US agencies say rioters wanted to ‘capture and assassinate’ elected officials at the Capitol
In one of the most expansive US investigations, with all 56 FBI field offices involved, hundreds of criminal cases are expected to be opened
Washington — Rioters who invaded the US Capitol last week were planning to “capture and assassinate” elected officials, according to federal prosecutors seeking to keep an Arizona man in custody.
US government officials want to detain Jacob Chansley, the insurrectionist who was photographed wearing an animal headdress and standing at the dais that vice-president Mike Pence deserted when the rioters laid siege to the building.
A court filing on Thursday revealed chilling new details of the role Chansley allegedly played in the riot, describing a letter he left for Pence saying, “It’s only a matter of time, justice is coming.”
“Strong evidence, including Chansley’s own words and actions at the Capitol, supports that the intent of the Capitol rioters was to capture and assassinate elected officials in the US government,” prosecutors said.
Chansley told law enforcement officials that his letter for Pence was not a threat, but he also referred to the vice-president as a “child-trafficking traitor”, according to the filing.
“Though he stated his note was not a threat, the government strongly disagrees,” prosecutors said, urging a federal judge to keep Chansley in custody.
Chansley has been charged with obstruction of an official proceeding, entering and remaining in a restricted building, and disorderly and disruptive conduct, among several other charges.
In recent days, US prosecutors have ramped up the investigation into last week’s riot at the Capitol, with about 200 suspects under scrutiny and law enforcement officials planning charges of sedition and conspiracy.

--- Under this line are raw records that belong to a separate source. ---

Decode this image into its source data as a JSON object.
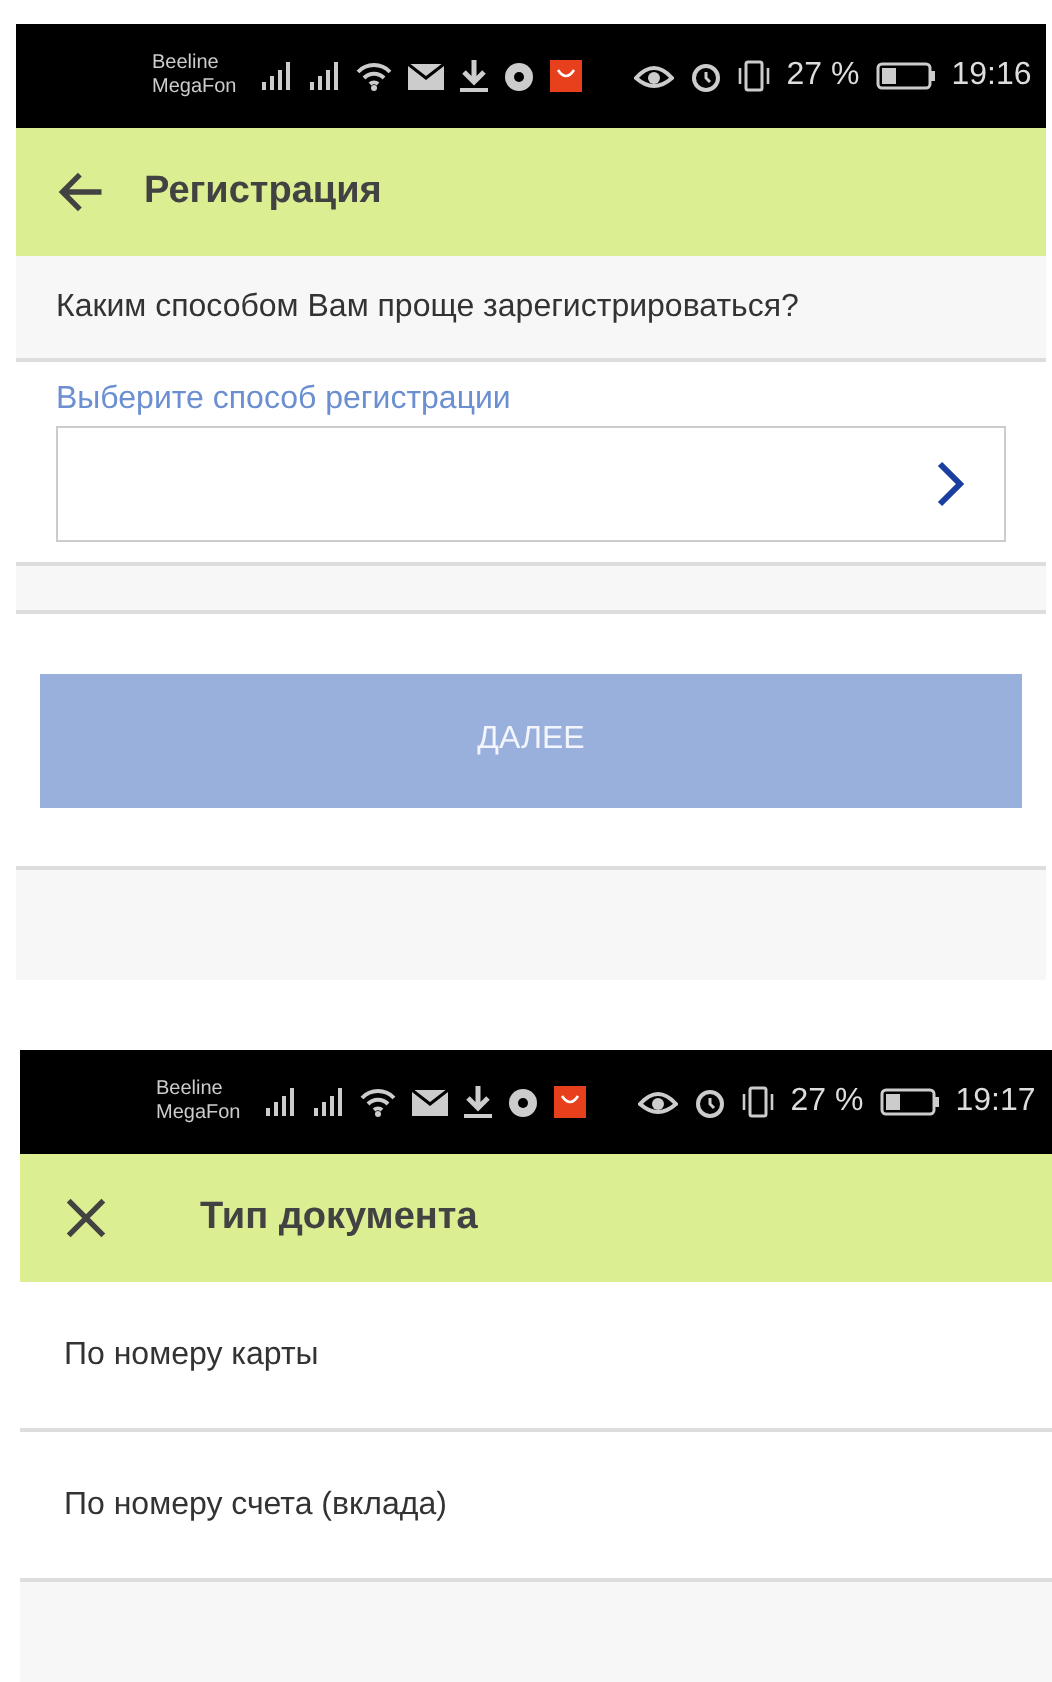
{
  "registration_screen": {
    "status_bar": {
      "carriers": [
        "Beeline",
        "MegaFon"
      ],
      "battery": "27 %",
      "time": "19:16"
    },
    "header": {
      "nav_button": {
        "kind": "back"
      },
      "title": "Регистрация"
    },
    "question": "Каким способом Вам проще зарегистрироваться?",
    "method_field": {
      "label": "Выберите способ регистрации"
    },
    "next_button": {
      "label": "ДАЛЕЕ",
      "disabled": true
    }
  },
  "document_type_screen": {
    "status_bar": {
      "carriers": [
        "Beeline",
        "MegaFon"
      ],
      "battery": "27 %",
      "time": "19:17"
    },
    "header": {
      "nav_button": {
        "kind": "close"
      },
      "title": "Тип документа"
    },
    "options": [
      {
        "label": "По номеру карты"
      },
      {
        "label": "По номеру счета (вклада)"
      }
    ]
  }
}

It’s one of the most expansive criminal investigations in the history of the justice department, with a wide assortment of agencies helping build cases, including the FBI and US Marshals. All 56 FBI field offices are involved.
“The scope and scale of this investigation in these cases are really unprecedented,” Michael Sherwin, the acting US attorney in Washington, told reporters on Tuesday. “We are going to have, I believe, hundreds of criminal cases.”